Maximum depth of Binary Tree
Problem Link
Maximum Depth of Binary Tree – LeetCode
Problem: Maximum Depth of Binary Tree
Problem Statement
Given the root of a binary tree, return its maximum depth.
The maximum depth of a binary tree is the number of nodes along the longest path from the root node down to the farthest leaf node.
Examples
Example 1
Input:
3
/ \
9 20
/ \
15 7
Output: 3
Example 2
Input:
root = [1,null,2]
Output: 2
Constraints
-
0 <= number of nodes <= 10⁴ -
-100 <= Node.val <= 100
Intuition
To compute the maximum depth of a binary tree, we can break the problem into:
-
Finding the maximum depth of the left subtree
-
Finding the maximum depth of the right subtree
-
Taking the maximum of the two and adding 1 (for the current node)
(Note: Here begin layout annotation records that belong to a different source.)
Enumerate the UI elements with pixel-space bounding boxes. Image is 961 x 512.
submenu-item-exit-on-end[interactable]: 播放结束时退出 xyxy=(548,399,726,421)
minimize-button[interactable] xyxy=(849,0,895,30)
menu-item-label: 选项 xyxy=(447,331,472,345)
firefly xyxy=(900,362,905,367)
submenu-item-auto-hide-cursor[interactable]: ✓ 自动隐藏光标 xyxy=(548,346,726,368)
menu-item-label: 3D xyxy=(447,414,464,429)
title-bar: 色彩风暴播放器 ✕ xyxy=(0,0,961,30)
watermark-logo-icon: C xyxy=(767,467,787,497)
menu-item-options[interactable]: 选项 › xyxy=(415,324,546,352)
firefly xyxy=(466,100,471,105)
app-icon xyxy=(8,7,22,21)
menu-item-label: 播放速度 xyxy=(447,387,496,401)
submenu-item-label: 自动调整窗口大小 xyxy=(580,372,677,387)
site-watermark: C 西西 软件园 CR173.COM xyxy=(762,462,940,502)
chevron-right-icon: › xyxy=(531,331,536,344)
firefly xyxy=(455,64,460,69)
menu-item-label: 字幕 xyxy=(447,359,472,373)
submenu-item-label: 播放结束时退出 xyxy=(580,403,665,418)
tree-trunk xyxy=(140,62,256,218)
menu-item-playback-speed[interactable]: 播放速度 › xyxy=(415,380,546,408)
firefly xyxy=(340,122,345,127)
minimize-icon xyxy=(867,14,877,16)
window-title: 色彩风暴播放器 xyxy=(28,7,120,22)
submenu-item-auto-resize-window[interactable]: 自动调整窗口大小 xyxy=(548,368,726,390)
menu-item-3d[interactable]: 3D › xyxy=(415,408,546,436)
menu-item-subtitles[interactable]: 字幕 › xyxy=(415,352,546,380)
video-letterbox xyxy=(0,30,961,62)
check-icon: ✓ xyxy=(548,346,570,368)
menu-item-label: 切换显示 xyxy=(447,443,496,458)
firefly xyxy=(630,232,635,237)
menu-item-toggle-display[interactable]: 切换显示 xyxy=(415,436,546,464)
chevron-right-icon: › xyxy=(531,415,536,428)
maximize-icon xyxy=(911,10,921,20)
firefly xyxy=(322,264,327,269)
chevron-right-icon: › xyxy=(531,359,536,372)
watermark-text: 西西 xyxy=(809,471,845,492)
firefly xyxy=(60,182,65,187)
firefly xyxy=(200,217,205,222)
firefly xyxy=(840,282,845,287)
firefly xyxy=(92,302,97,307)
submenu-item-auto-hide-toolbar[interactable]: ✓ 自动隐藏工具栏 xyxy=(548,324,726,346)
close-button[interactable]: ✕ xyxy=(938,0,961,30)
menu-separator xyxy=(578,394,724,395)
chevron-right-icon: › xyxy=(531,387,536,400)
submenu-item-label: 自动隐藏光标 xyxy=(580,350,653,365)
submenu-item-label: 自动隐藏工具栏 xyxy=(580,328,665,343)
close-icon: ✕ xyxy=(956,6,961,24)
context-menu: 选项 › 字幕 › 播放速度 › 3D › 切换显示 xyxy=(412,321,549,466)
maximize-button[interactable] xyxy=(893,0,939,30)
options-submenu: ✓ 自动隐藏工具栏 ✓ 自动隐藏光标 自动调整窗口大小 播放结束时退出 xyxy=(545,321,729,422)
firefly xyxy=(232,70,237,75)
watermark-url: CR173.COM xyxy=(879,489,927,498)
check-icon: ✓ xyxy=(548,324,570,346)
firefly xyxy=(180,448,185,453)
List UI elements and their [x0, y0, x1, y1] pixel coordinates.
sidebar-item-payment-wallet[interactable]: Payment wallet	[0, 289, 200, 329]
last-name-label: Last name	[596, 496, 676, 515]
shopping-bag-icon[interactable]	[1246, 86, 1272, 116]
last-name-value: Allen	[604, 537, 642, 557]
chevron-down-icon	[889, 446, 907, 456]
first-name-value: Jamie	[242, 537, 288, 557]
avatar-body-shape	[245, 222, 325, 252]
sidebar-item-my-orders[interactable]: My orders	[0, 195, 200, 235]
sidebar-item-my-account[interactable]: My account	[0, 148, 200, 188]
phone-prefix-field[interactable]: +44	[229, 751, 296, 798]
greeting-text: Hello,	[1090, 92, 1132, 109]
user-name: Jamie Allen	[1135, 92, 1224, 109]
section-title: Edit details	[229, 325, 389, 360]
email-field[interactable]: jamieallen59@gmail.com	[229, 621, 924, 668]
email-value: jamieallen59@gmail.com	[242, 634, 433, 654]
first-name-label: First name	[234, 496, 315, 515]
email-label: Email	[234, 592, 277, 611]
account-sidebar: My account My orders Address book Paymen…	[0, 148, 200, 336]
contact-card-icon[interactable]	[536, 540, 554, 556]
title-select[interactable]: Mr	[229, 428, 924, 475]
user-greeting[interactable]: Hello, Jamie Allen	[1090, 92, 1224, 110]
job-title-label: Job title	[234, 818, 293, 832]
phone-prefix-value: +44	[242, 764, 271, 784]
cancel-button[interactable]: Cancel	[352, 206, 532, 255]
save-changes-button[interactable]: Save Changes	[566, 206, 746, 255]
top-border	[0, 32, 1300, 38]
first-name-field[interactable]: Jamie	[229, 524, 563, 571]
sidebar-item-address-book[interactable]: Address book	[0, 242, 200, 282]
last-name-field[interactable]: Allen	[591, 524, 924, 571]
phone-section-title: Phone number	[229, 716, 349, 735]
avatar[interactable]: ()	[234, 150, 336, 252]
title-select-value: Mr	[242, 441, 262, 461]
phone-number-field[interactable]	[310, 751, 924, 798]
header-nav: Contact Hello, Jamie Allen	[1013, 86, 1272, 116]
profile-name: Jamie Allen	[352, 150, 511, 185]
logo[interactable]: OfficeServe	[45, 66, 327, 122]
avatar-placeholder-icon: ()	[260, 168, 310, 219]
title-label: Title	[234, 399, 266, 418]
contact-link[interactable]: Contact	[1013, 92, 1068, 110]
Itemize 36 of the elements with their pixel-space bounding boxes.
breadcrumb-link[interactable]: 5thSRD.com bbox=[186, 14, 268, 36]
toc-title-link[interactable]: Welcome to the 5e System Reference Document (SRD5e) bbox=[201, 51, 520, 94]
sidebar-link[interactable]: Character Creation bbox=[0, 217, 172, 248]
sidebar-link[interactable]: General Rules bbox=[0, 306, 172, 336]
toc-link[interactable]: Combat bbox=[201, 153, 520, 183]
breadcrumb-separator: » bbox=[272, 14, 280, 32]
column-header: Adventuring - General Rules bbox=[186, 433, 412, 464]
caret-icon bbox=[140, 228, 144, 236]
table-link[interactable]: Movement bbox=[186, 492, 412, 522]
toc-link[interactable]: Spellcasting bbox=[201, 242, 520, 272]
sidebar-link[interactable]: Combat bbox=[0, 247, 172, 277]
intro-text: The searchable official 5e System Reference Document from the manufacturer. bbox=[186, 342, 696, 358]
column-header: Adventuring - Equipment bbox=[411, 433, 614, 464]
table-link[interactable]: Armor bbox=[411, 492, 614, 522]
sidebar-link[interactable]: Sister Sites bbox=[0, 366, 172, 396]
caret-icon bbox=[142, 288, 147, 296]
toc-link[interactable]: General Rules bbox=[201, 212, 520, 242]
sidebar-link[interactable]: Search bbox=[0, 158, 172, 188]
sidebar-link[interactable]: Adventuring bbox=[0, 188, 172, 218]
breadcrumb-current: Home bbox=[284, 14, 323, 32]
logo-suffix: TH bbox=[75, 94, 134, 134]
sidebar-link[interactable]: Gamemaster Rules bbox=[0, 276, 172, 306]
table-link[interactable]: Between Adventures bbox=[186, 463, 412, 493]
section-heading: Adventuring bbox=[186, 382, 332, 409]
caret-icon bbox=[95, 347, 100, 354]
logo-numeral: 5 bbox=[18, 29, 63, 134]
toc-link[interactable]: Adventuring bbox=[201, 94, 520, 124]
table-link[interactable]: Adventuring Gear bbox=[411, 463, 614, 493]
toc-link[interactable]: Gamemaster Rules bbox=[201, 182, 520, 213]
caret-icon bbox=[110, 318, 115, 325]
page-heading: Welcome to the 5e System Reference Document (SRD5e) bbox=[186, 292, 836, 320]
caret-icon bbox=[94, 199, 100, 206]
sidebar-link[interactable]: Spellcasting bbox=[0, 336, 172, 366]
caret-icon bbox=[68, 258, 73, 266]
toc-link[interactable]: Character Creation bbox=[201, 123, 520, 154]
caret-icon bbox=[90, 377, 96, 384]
This is a classical application of recursion.
Approach (Recursion using Induction – Base Case – Hypothesis)
1. Base Case:
If the node is null, return 0 (depth of empty tree is 0)
2. Hypothesis:
Assume that maxDepth(root.left) and maxDepth(root.right) give correct depth of left and right subtree.
3. Induction:
Return 1 + max(leftDepth, rightDepth) as the final answer.
Code (Java)
/**
* Definition for a binary tree node.
* public class TreeNode {
* int val;
* TreeNode left;
* TreeNode right;
* TreeNode() {}
* TreeNode(int val) { this.val = val; }
* TreeNode(int val, TreeNode left, TreeNode right) {
* this.val = val;
* this.left = left;
* this.right = right;
* }
* }
*/
class Solution {
public int maxDepth(TreeNode root) {
// Base case
if (root == null) return 0;
// Hypothesis
int leftDepth = maxDepth(root.left);
int rightDepth = maxDepth(root.right);
// Induction
return 1 + Math.max(leftDepth, rightDepth);
}
}
Time and Space Complexity
-
Time Complexity:
O(N)
Each node is visited once. -
Space Complexity:
O(H)
Stack space used by recursion.His height of tree (O(log N)for balanced,O(N)for skewed).
Dry Run
Input:
1
\
2
\
3
Call stack:
-
maxDepth(1) → 1 + max(0, maxDepth(2))
-
maxDepth(2) → 1 + max(0, maxDepth(3))
-
maxDepth(3) → 1 + max(0, 0) = 1
-
maxDepth(2) → 1 + max(0, 1) = 2
-
maxDepth(1) → 1 + max(0, 2) = 3
Conclusion
This problem highlights how to reduce a problem to its substructure using recursion.
It's a perfect case for divide and conquer, and reinforces the idea of thinking recursively in trees.